In a recent PWC “Pulse Survey: US Companies ramping up General Data Protection Regulation (GDPR) budgets” 92% of responses stated that GDPR is one of several top priorities.
Technology cannot alone make an organisation GDPR compliant. There must be policy, process, people changes to support GDPR. But technology can greatly assist organisations that need to comply with GDPR.
Microsoft has invested in providing assistance to organisations impacted by GDPR.
Office 365 Advanced Data Governance enables you to intelligently manage your organisation’s data with classifications. The classifications can be applied automatically, for example, if there is GDPR German PII data present in the document the document can be marked as confidential when saved. With the document marked the data can be protected, whether that is to encrypt the file or assign permissions based on user IDs, or add watermarks indicating sensitivity.
An organisation can choose to encrypt their data at rest in Office 365, Dynamics 365 or Azure with their own encryption keys.

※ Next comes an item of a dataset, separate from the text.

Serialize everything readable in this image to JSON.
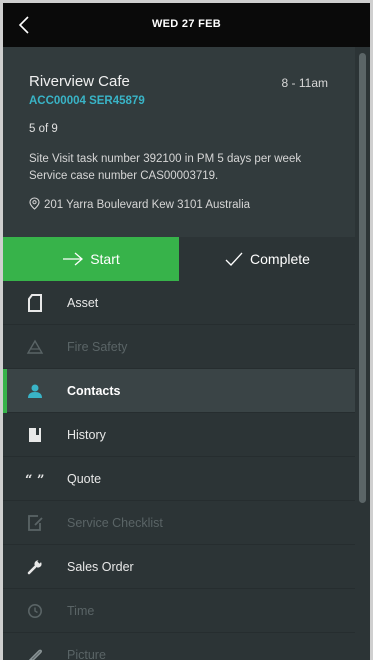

Alternatively, a Microsoft generated key can be used. Sounds like a no-brainer, all customers will use customer keys. However, the customer must have a HSM (Hardware Security Module) and a proven key management capability.
Azure Information Protection enables an organisation to track and control marked data. Distribution of data can be monitored, and access and access attempts logged. This information can allow an organisation to revoke access from an employee or partner if data is being shared without authorisation.
Azure Active Directory (AD) can provide risk-based conditional access controls – can the user credentials be found in public data breaches, is it an unmanaged device, are they trying to access a sensitive app, are they a privileged user or have they just completed an impossible trip (logged in five minutes ago from Australia, the current attempt is from somewhere that is a 12 hour flight away) – to assess the risk of the user and the risk of the session and based on that access can be provided, or request multi-factor authentication (MFA), or limit or deny access.
Microsoft Enterprise Mobility + Security (EMS) can protect your cloud and on-premises resources. Advanced behavioural analytics are the basis for identifying threats before data is compromised. Advanced Threat Analytics (ATA) detects abnormal behaviour and provides advanced threat detection for on-premises resources. Azure AD provides protection from identity-based attacks and cloud-based threat detection and Cloud App Security detects anomalies for cloud apps. Cloud App Security can detect what cloud apps are being used, as well as control access and can support compliance efforts with regulatory mandates such as Payment Card Industry (PCI), Health Insurance Accountability and Portability Act (HIPAA), Sarbanes-Oxley (SOX), General Data Protection Regulation (GDPR) and others. Cloud App Security can apply policies to apps from Microsoft or other vendors, such as Box, Dropbox, Salesforce, and more.
Microsoft provides a set of compliance and security tools to help organisations meet their regulatory obligations. To reiterate policy, process and people changes are required to support GDPR.
Please discuss your legal obligations with a legal professional to clarify any obligations that the EU GDPR may place on your organisation. Remember May 2018 is only a few months away.